End-to-End UI tests can be relatively complex, meaning they may not be ready to be run in time if they’re not started early enough: One of the arguments for employing UI automation at any point in the development cycle is to save time. Machines are generally faster and more efficient than human beings. However, some scenarios are still complicated enough that machines take a lot of time to complete them, in addition to any setup and initialization that is required.

Automated tests in general can miss subtle bugs a human would find more easily: Computers can only do what they are told to do. It is often valuable to open up an app and taking a human look before committing to a release.

From this perspective, running automated UI tests (or any automated tests) as a last step before shipping is a form of release testing, which is a development anti-pattern. Waiting until just before release to do any form of testing is not a terrific strategy, since finding issues can become precarious. Does a show-stopper bug push back the release? What about less critical issues? Or could these issues have been found earlier?

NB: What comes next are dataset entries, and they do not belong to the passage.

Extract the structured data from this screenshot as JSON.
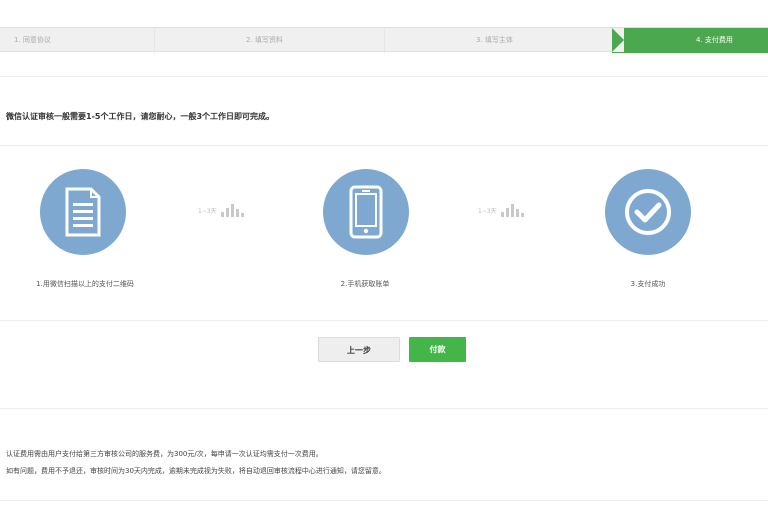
{
  "steps": [
    {
      "label": "1. 同意协议"
    },
    {
      "label": "2. 填写资料"
    },
    {
      "label": "3. 填写主体"
    },
    {
      "label": "4. 支付费用",
      "active": true
    }
  ],
  "intro": "微信认证审核一般需要1-5个工作日，请您耐心，一般3个工作日即可完成。",
  "process": [
    {
      "icon": "document-icon",
      "caption": "1.用微信扫描以上的支付二维码"
    },
    {
      "icon": "phone-icon",
      "caption": "2.手机获取账单"
    },
    {
      "icon": "check-icon",
      "caption": "3.支付成功"
    }
  ],
  "arrows": [
    {
      "label": "1~3天"
    },
    {
      "label": "1~3天"
    }
  ],
  "buttons": {
    "prev": "上一步",
    "pay": "付款"
  },
  "notes": [
    "认证费用需由用户支付给第三方审核公司的服务费，为300元/次，每申请一次认证均需支付一次费用。",
    "如有问题，费用不予退还，审核时间为30天内完成，逾期未完成视为失败，将自动退回审核流程中心进行通知，请您留意。"
  ],
  "colors": {
    "accent": "#44b549",
    "circle": "#7ea8cf",
    "stepActive": "#4ca84f"
  }
}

In this sense, instead of having automated UI tests run at the end of a production cycle, it makes sense to start them as soon as possible (possibly even the first thing that gets done). Not only do the test runs become more helpful at providing information, but the process of automating the app can be a source of information as well.

Yes, automated checks can help provide critical information in an efficient way, but there may often be a better way.

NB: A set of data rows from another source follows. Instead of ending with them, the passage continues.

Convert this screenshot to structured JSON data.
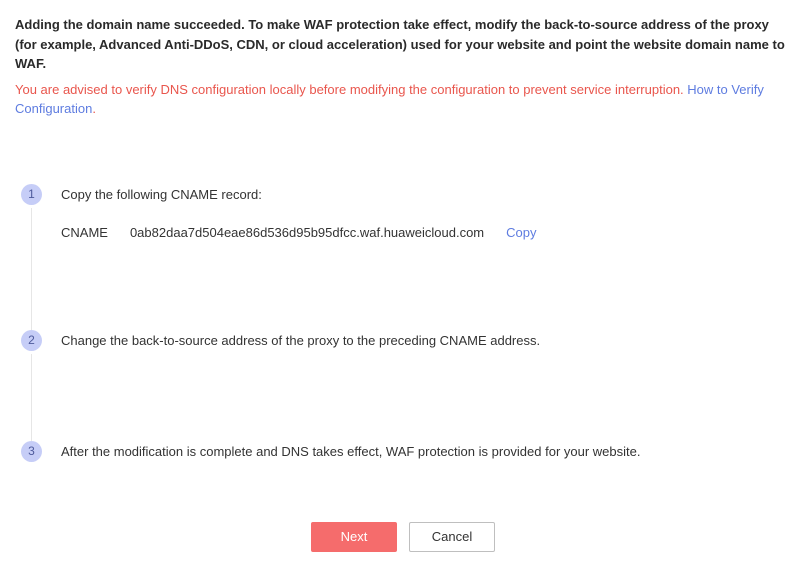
{
  "heading": "Adding the domain name succeeded. To make WAF protection take effect, modify the back-to-source address of the proxy (for example, Advanced Anti-DDoS, CDN, or cloud acceleration) used for your website and point the website domain name to WAF.",
  "warning": {
    "text": "You are advised to verify DNS configuration locally before modifying the configuration to prevent service interruption. ",
    "link_label": "How to Verify Configuration",
    "suffix": "."
  },
  "steps": {
    "s1": {
      "num": "1",
      "title": "Copy the following CNAME record:",
      "cname_label": "CNAME",
      "cname_value": "0ab82daa7d504eae86d536d95b95dfcc.waf.huaweicloud.com",
      "copy_label": "Copy"
    },
    "s2": {
      "num": "2",
      "title": "Change the back-to-source address of the proxy to the preceding CNAME address."
    },
    "s3": {
      "num": "3",
      "title": "After the modification is complete and DNS takes effect, WAF protection is provided for your website."
    }
  },
  "buttons": {
    "next": "Next",
    "cancel": "Cancel"
  }
}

Actual Behaviour: It Stinks!

An important skill in software testing is being able to write a good bug report. Here’s a situation that’s been on my mind related to bug reports for the past while.

Is this a valid (albeit fictitious) bug report?

"After opening TestApp in my browser, I logged into my account and did the following:

-Went to the Widgets list
-Clicked on the Create Widget button
-Waited for the New Widget dialogue to appear
-Attempted to create a new widget

The expected result was that I created a new widget easily in a straightforward manner.

The actual result was that creating a new widget sucked, even if I was able to create the widget successfully.

I was able to reproduce this bug using other user accounts on IE, Chrome and Fire fox. In all cases creating a new widget basically sucked.”

This may seem frivolous; I even thought so myself when I first thought of it. After some reflection, I wondered if this is actually a good bug report.

I’ve often tested apps or features and been left frustrated. Even if the feature works as expected, I find myself being upset, or thinking things like “This work flow is so shitty. Why does it have to be like this?”. In these cases, I find myself thinking that yes, there is a problem here.

What’s interesting is that, by some conventional reasoning, there is no bug. The app works according to the spec. It follows the documentation as expected. The output is correct for the given input. There are no performance issues. Security is not an issue. In some cases, even automated approaches can be applied to this area without problem. Following this line of logic, there is problem here. Hence, the bug report is closed as “Not a bug”.

But it still sucks.

I do believe that good software testing involves information gathering. Drawing attention to a particular area can be highly beneficial and have value even if there is no clear “problem”. Even if the above bug report is posted, it could trigger a discussion. Maybe there is a usability issue, or something even more subtle like localization or accessibility. There may also be misunderstanding: a particular app may have to be a particular way for reasons the bug report’s author hadn’t thought of. Or it could just be something to improve.

Starting these kinds of conversations can be difficult. Bug reports like the one above may or may not help depending on the team or the culture. However, it could also be a way to express something that is slightly intangible at first. It may even be a shared feeling.

For full disclosure, I’ve never posted a bug report at work like the example above. But I have considered it, and I think in some cases I could defend it. Would it be professional or acceptable is really the $64 000 question. I think it can be absolutely acceptable in the right environment. But that’s just me.